📝 SummarXiv

Abstract

Orbital-selective many-body effects, in which electrons occupying different orbitals experience distinct interaction strengths, play a crucial role in correlated multiorbital materials. However, these effects usually manifest in a complex manner, obscuring their microscopic origins. Here, by combining angle-resolved photoemission spectroscopy measurements with theoretical calculations, we reveal pronounced orbital selectivity in both electron-electron correlation and electron-phonon coupling in the van der Waals material V2Se2O. Electron correlation induces distinct bandwidth renormalization exclusively in the V d_xy-derived band, while the bands mainly composed of the other d orbitals remain essentially unrenormalized. Orbital-resolved analyses identify that the filling number and the bandwidth are decisive factors governing orbital-dependent correlation.
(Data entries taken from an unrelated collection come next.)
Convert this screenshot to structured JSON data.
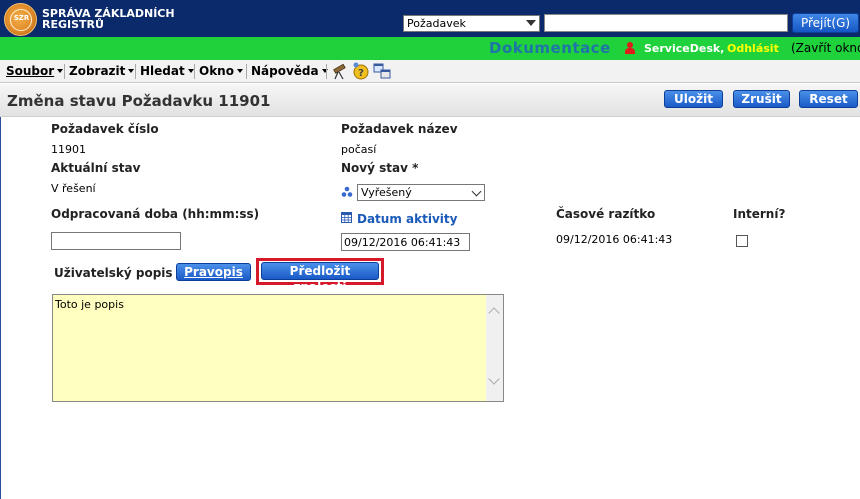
{
  "header": {
    "org_name_line1": "SPRÁVA ZÁKLADNÍCH",
    "org_name_line2": "REGISTRŮ",
    "logo_text": "SZR",
    "search_type_selected": "Požadavek",
    "search_value": "",
    "go_button_label": "Přejít(G)"
  },
  "greenbar": {
    "documentation": "Dokumentace",
    "user": "ServiceDesk,",
    "logout": "Odhlásit",
    "close_window": "(Zavřít okno"
  },
  "menu": {
    "file": "Soubor",
    "view": "Zobrazit",
    "find": "Hledat",
    "window": "Okno",
    "help": "Nápověda"
  },
  "title": {
    "text": "Změna stavu Požadavku 11901",
    "save_label": "Uložit",
    "cancel_label": "Zrušit",
    "reset_label": "Reset"
  },
  "form": {
    "request_number_label": "Požadavek číslo",
    "request_number_value": "11901",
    "request_name_label": "Požadavek název",
    "request_name_value": "počasí",
    "current_state_label": "Aktuální stav",
    "current_state_value": "V řešení",
    "new_state_label": "Nový stav *",
    "new_state_selected": "Vyřešený",
    "worked_time_label": "Odpracovaná doba (hh:mm:ss)",
    "worked_time_value": "",
    "activity_date_label": "Datum aktivity",
    "activity_date_value": "09/12/2016 06:41:43",
    "timestamp_label": "Časové razítko",
    "timestamp_value": "09/12/2016 06:41:43",
    "internal_label": "Interní?",
    "internal_checked": false,
    "user_description_label": "Uživatelský popis",
    "spellcheck_label": "Pravopis",
    "submit_knowledge_label": "Předložit znalosti",
    "description_text": "Toto je popis"
  },
  "colors": {
    "header_bg": "#0a2a6b",
    "green_bar": "#1fd23c",
    "button_blue": "#1a5ac8",
    "highlight_red": "#d6192a",
    "textarea_bg": "#ffffc0"
  }
}
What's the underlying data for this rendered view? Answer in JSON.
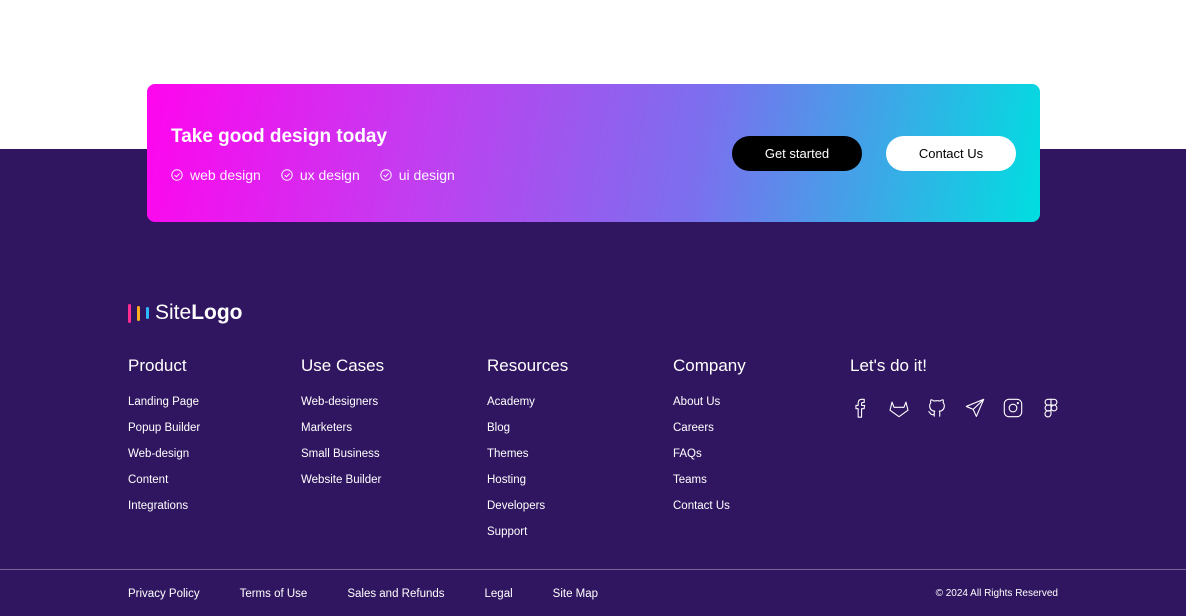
{
  "cta": {
    "title": "Take good design today",
    "tags": [
      "web design",
      "ux design",
      "ui design"
    ],
    "primary_button": "Get started",
    "secondary_button": "Contact Us"
  },
  "logo": {
    "text_light": "Site",
    "text_bold": "Logo",
    "bar_colors": [
      "#ff2d92",
      "#ffb020",
      "#2db8ff"
    ]
  },
  "columns": [
    {
      "title": "Product",
      "items": [
        "Landing Page",
        "Popup Builder",
        "Web-design",
        "Content",
        "Integrations"
      ]
    },
    {
      "title": "Use Cases",
      "items": [
        "Web-designers",
        "Marketers",
        "Small Business",
        "Website Builder"
      ]
    },
    {
      "title": "Resources",
      "items": [
        "Academy",
        "Blog",
        "Themes",
        "Hosting",
        "Developers",
        "Support"
      ]
    },
    {
      "title": "Company",
      "items": [
        "About Us",
        "Careers",
        "FAQs",
        "Teams",
        "Contact Us"
      ]
    }
  ],
  "social": {
    "title": "Let's do it!",
    "icons": [
      "facebook-icon",
      "gitlab-icon",
      "github-icon",
      "telegram-icon",
      "instagram-icon",
      "figma-icon"
    ]
  },
  "legal_links": [
    "Privacy Policy",
    "Terms of Use",
    "Sales and Refunds",
    "Legal",
    "Site Map"
  ],
  "copyright": "© 2024 All Rights Reserved",
  "colors": {
    "footer_bg": "#301660",
    "gradient_start": "#ff05ee",
    "gradient_end": "#00dee0",
    "primary_button_bg": "#000000",
    "secondary_button_bg": "#ffffff"
  }
}
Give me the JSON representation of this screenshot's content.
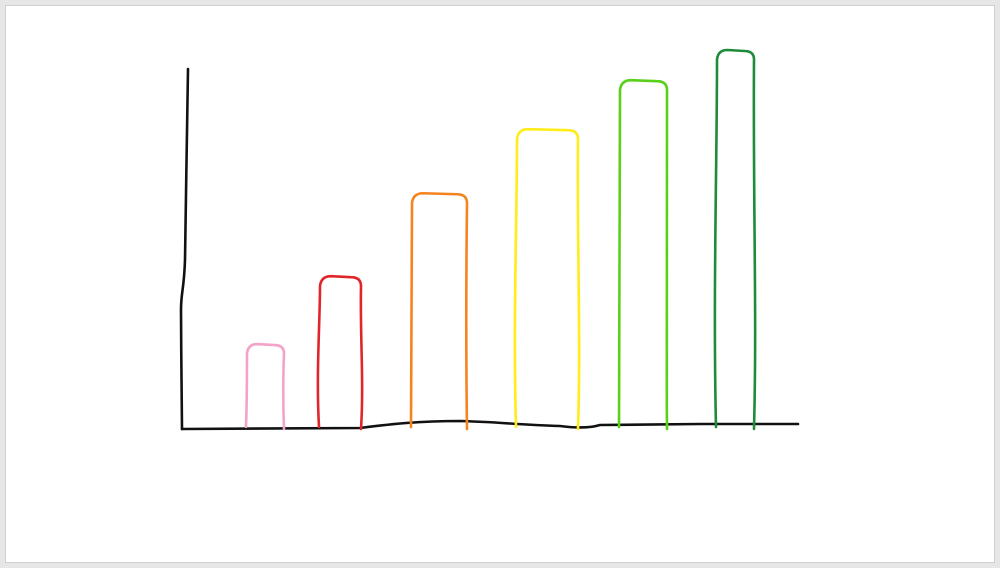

Simultaneously, the d_(xz/yz)-derived band exhibits a sharp kink anomaly, arising from enhanced coupling to high-energy phonon modes dominated by oxygen vibrations. Such pronounced orbital selectivity positions V2Se2O as a rare and prototypical platform for unravelling the microscopic mechanisms of orbital-selective electron-electron and electron-phonon interactions, and offers guiding principles for the design of correlated multiorbital materials.